Validate with a known target, then repeat after temperature change or mechanical remounting.

Technical Contract For Cameras, Depth, And LiDAR

Sensor Type	Strength	Failure Mode To Diagnose
RGB camera	Dense texture, color, and semantic cues.	Lighting shifts, motion blur, lens distortion, and scale ambiguity.
Stereo depth	Passive depth when texture and baseline are adequate.	Low texture, repeated patterns, reflective surfaces, and long-range disparity noise.
Structured light	Good short-range geometry for manipulation and inspection.	Sunlight, transparent objects, interference, and limited working distance.
Time-of-flight	Compact active depth with direct range measurement.	Multipath reflections, flying pixels near edges, ambient light, and mixed pixels.
LiDAR	Accurate range over larger spaces and outdoor navigation.	Sparse vertical resolution, rolling scan distortion, specular returns, and calibration drift.

Expected output is a range error table and a missing-data mask, not only a pretty point cloud. The mask matters because planners fail differently when an obstacle is measured as far away versus not measured at all.

Failure Mode To Test

A depth pipeline fails when it treats invalid pixels as free space, projects points through stale extrinsics, or compares RGB and range streams with mismatched timestamps.

Section References

Core references for Cameras, depth (stereo/structured light/ToF), LiDAR: Modern Robotics; Murray, Li, and Sastry; Siciliano et al.; LaValle; and official documentation for Drake, MuJoCo, Pinocchio, CasADi, python-control, GTSAM, ROS 2, and OpenCV as applicable.

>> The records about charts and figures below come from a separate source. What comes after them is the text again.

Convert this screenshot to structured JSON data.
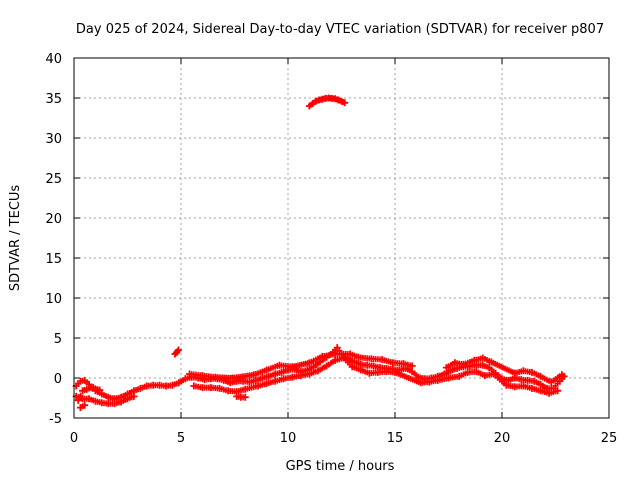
{
  "chart_data": {
    "type": "scatter",
    "title": "Day 025 of 2024, Sidereal Day-to-day VTEC variation (SDTVAR) for receiver p807",
    "xlabel": "GPS time / hours",
    "ylabel": "SDTVAR / TECUs",
    "xlim": [
      0,
      25
    ],
    "ylim": [
      -5,
      40
    ],
    "xticks": [
      0,
      5,
      10,
      15,
      20,
      25
    ],
    "yticks": [
      -5,
      0,
      5,
      10,
      15,
      20,
      25,
      30,
      35,
      40
    ],
    "grid": true,
    "marker": "+",
    "colors": {
      "series": "#ff0000",
      "grid": "#a0a0a0",
      "axis": "#000000"
    },
    "series": [
      {
        "name": "band-main",
        "points": [
          [
            0.1,
            -1.0
          ],
          [
            0.3,
            -0.4
          ],
          [
            0.5,
            -0.3
          ],
          [
            0.7,
            -0.8
          ],
          [
            1.0,
            -1.6
          ],
          [
            1.3,
            -2.0
          ],
          [
            1.6,
            -2.4
          ],
          [
            1.9,
            -2.6
          ],
          [
            2.2,
            -2.4
          ],
          [
            2.5,
            -2.0
          ],
          [
            2.8,
            -1.6
          ],
          [
            3.1,
            -1.3
          ],
          [
            3.4,
            -1.0
          ],
          [
            3.7,
            -0.9
          ],
          [
            4.0,
            -0.9
          ],
          [
            4.3,
            -1.0
          ],
          [
            4.6,
            -0.9
          ],
          [
            4.9,
            -0.6
          ],
          [
            5.2,
            -0.1
          ],
          [
            5.5,
            0.1
          ],
          [
            5.8,
            0.0
          ],
          [
            6.1,
            -0.2
          ],
          [
            6.4,
            -0.1
          ],
          [
            6.7,
            -0.1
          ],
          [
            7.0,
            -0.3
          ],
          [
            7.3,
            -0.6
          ],
          [
            7.6,
            -0.4
          ],
          [
            7.9,
            -0.4
          ],
          [
            8.2,
            -0.5
          ],
          [
            8.5,
            -0.3
          ],
          [
            8.8,
            0.0
          ],
          [
            9.1,
            0.2
          ],
          [
            9.4,
            0.5
          ],
          [
            9.7,
            0.7
          ],
          [
            10.0,
            1.0
          ],
          [
            10.3,
            1.1
          ],
          [
            10.6,
            0.8
          ],
          [
            10.9,
            1.0
          ],
          [
            11.2,
            1.4
          ],
          [
            11.5,
            2.0
          ],
          [
            11.8,
            2.6
          ],
          [
            12.1,
            3.2
          ],
          [
            12.3,
            3.8
          ],
          [
            12.5,
            3.0
          ],
          [
            12.8,
            2.4
          ],
          [
            13.1,
            2.0
          ],
          [
            13.4,
            1.7
          ],
          [
            13.7,
            1.6
          ],
          [
            14.0,
            1.5
          ],
          [
            14.3,
            1.3
          ],
          [
            14.6,
            1.2
          ],
          [
            14.9,
            1.1
          ],
          [
            15.2,
            1.0
          ],
          [
            15.5,
            1.2
          ],
          [
            15.8,
            0.8
          ],
          [
            16.1,
            0.1
          ],
          [
            16.4,
            -0.1
          ],
          [
            16.7,
            0.0
          ],
          [
            17.0,
            0.2
          ],
          [
            17.3,
            0.5
          ],
          [
            17.6,
            0.9
          ],
          [
            17.9,
            1.2
          ],
          [
            18.2,
            1.4
          ],
          [
            18.5,
            1.5
          ],
          [
            18.8,
            1.6
          ],
          [
            19.1,
            1.6
          ],
          [
            19.4,
            1.3
          ],
          [
            19.7,
            0.6
          ],
          [
            20.0,
            -0.1
          ],
          [
            20.3,
            -0.3
          ],
          [
            20.6,
            0.0
          ],
          [
            20.9,
            -0.2
          ],
          [
            21.2,
            -0.3
          ],
          [
            21.5,
            -0.4
          ],
          [
            21.8,
            -0.8
          ],
          [
            22.1,
            -1.3
          ],
          [
            22.4,
            -1.3
          ],
          [
            22.7,
            -0.4
          ],
          [
            22.9,
            0.2
          ]
        ]
      },
      {
        "name": "band-lower",
        "points": [
          [
            0.1,
            -2.3
          ],
          [
            0.4,
            -2.6
          ],
          [
            0.7,
            -2.6
          ],
          [
            1.0,
            -2.9
          ],
          [
            1.3,
            -3.1
          ],
          [
            1.6,
            -3.2
          ],
          [
            1.9,
            -3.2
          ],
          [
            2.2,
            -3.0
          ],
          [
            2.5,
            -2.6
          ],
          [
            2.8,
            -2.3
          ],
          [
            5.6,
            -1.0
          ],
          [
            6.0,
            -1.2
          ],
          [
            6.4,
            -1.2
          ],
          [
            6.8,
            -1.3
          ],
          [
            7.2,
            -1.6
          ],
          [
            7.6,
            -1.7
          ],
          [
            8.0,
            -1.4
          ],
          [
            8.6,
            -1.0
          ],
          [
            9.0,
            -0.7
          ],
          [
            9.4,
            -0.4
          ],
          [
            9.8,
            -0.1
          ],
          [
            10.2,
            0.1
          ],
          [
            10.6,
            0.3
          ],
          [
            11.0,
            0.5
          ],
          [
            11.4,
            0.9
          ],
          [
            11.8,
            1.5
          ],
          [
            12.2,
            2.2
          ],
          [
            12.6,
            2.5
          ],
          [
            13.0,
            1.4
          ],
          [
            13.4,
            1.0
          ],
          [
            13.8,
            0.6
          ],
          [
            14.2,
            0.7
          ],
          [
            14.6,
            0.8
          ],
          [
            15.0,
            0.7
          ],
          [
            16.2,
            -0.6
          ],
          [
            16.6,
            -0.5
          ],
          [
            17.0,
            -0.3
          ],
          [
            17.5,
            0.0
          ],
          [
            18.0,
            0.2
          ],
          [
            18.4,
            0.7
          ],
          [
            18.8,
            0.8
          ],
          [
            19.2,
            0.3
          ],
          [
            19.6,
            0.5
          ],
          [
            20.2,
            -0.9
          ],
          [
            20.6,
            -1.1
          ],
          [
            21.0,
            -1.0
          ],
          [
            21.4,
            -1.3
          ],
          [
            21.8,
            -1.6
          ],
          [
            22.2,
            -1.9
          ],
          [
            22.6,
            -1.6
          ]
        ]
      },
      {
        "name": "band-upper",
        "points": [
          [
            0.2,
            -2.8
          ],
          [
            0.4,
            -1.6
          ],
          [
            0.6,
            -1.4
          ],
          [
            0.9,
            -1.2
          ],
          [
            1.2,
            -1.5
          ],
          [
            5.4,
            0.5
          ],
          [
            6.0,
            0.3
          ],
          [
            6.6,
            0.1
          ],
          [
            7.4,
            0.0
          ],
          [
            8.4,
            0.4
          ],
          [
            9.0,
            1.0
          ],
          [
            9.6,
            1.6
          ],
          [
            10.2,
            1.4
          ],
          [
            11.0,
            1.9
          ],
          [
            11.6,
            2.7
          ],
          [
            12.2,
            3.0
          ],
          [
            12.9,
            3.0
          ],
          [
            13.3,
            2.6
          ],
          [
            13.9,
            2.4
          ],
          [
            14.4,
            2.3
          ],
          [
            14.9,
            1.9
          ],
          [
            15.4,
            1.8
          ],
          [
            15.8,
            1.5
          ],
          [
            17.4,
            1.3
          ],
          [
            17.8,
            1.9
          ],
          [
            18.2,
            1.7
          ],
          [
            18.7,
            2.2
          ],
          [
            19.1,
            2.5
          ],
          [
            19.5,
            2.0
          ],
          [
            20.6,
            0.6
          ],
          [
            21.0,
            0.9
          ],
          [
            21.4,
            0.7
          ],
          [
            21.8,
            0.2
          ],
          [
            22.3,
            -0.5
          ],
          [
            22.8,
            0.4
          ]
        ]
      },
      {
        "name": "isolated-segments",
        "points": [
          [
            4.72,
            3.0
          ],
          [
            4.8,
            3.2
          ],
          [
            4.88,
            3.5
          ],
          [
            0.3,
            -3.7
          ],
          [
            0.5,
            -3.4
          ],
          [
            7.6,
            -2.3
          ],
          [
            7.8,
            -2.4
          ],
          [
            8.0,
            -2.4
          ]
        ]
      },
      {
        "name": "arc-outlier",
        "points": [
          [
            11.0,
            34.0
          ],
          [
            11.15,
            34.3
          ],
          [
            11.3,
            34.6
          ],
          [
            11.45,
            34.75
          ],
          [
            11.6,
            34.85
          ],
          [
            11.75,
            34.95
          ],
          [
            11.9,
            35.0
          ],
          [
            12.05,
            34.95
          ],
          [
            12.2,
            34.9
          ],
          [
            12.35,
            34.75
          ],
          [
            12.5,
            34.6
          ],
          [
            12.65,
            34.4
          ]
        ]
      }
    ]
  }
}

Use these references to check notation, frame conventions, units, solver assumptions, and maintained-library behavior.

Yang, L. et al. (2024). Depth Anything V2. arXiv. https://arxiv.org/abs/2406.09414

Scales monocular metric depth to 70 m using a ViT-L backbone and improved pseudo-label training. Read to understand how backbone scale and synthetic data quality jointly determine metric accuracy for outdoor robotic ranges.

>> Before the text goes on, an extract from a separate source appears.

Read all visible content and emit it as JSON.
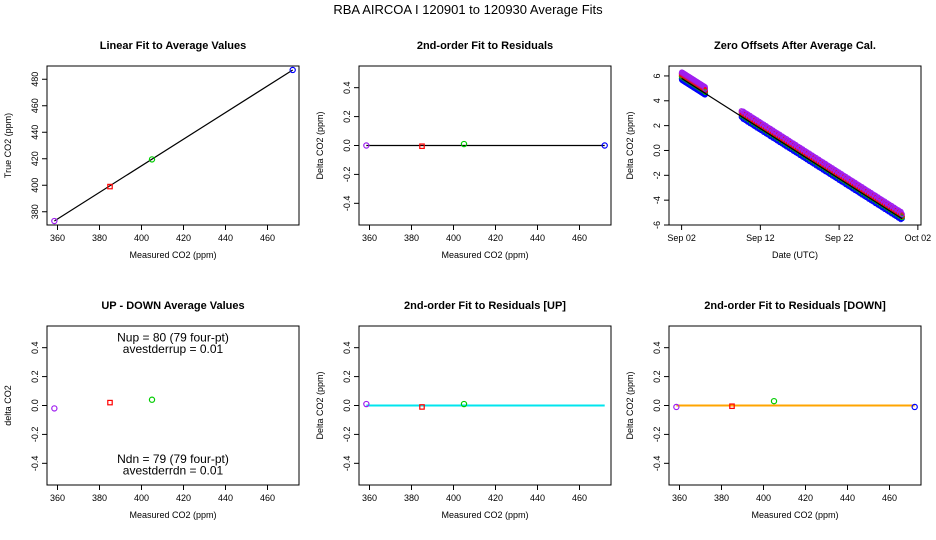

Hu, W. et al. (2024). Metric3D v2: A Versatile Monocular Geometric Foundation Model for Zero-Shot Metric Depth and Surface Normal Estimation. arXiv. https://arxiv.org/abs/2404.15506

Achieves zero-shot metric depth across arbitrary camera intrinsics by separating canonical depth prediction from camera-specific projection. Read alongside the calibration material in this section to understand when metric depth can substitute for a hardware depth sensor.

Key Takeaway

Cameras, depth (stereo/structured light/ToF), LiDAR is useful when it makes the perception-action loop more reliable, not when it merely adds a more impressive model name.

Exercise 8.2.1

Design a method-matched experiment for Cameras, depth (stereo/structured light/ToF), LiDAR. Specify the environment, observations, actions, metric, one perturbation, and the library output you would compare against the hand-built baseline.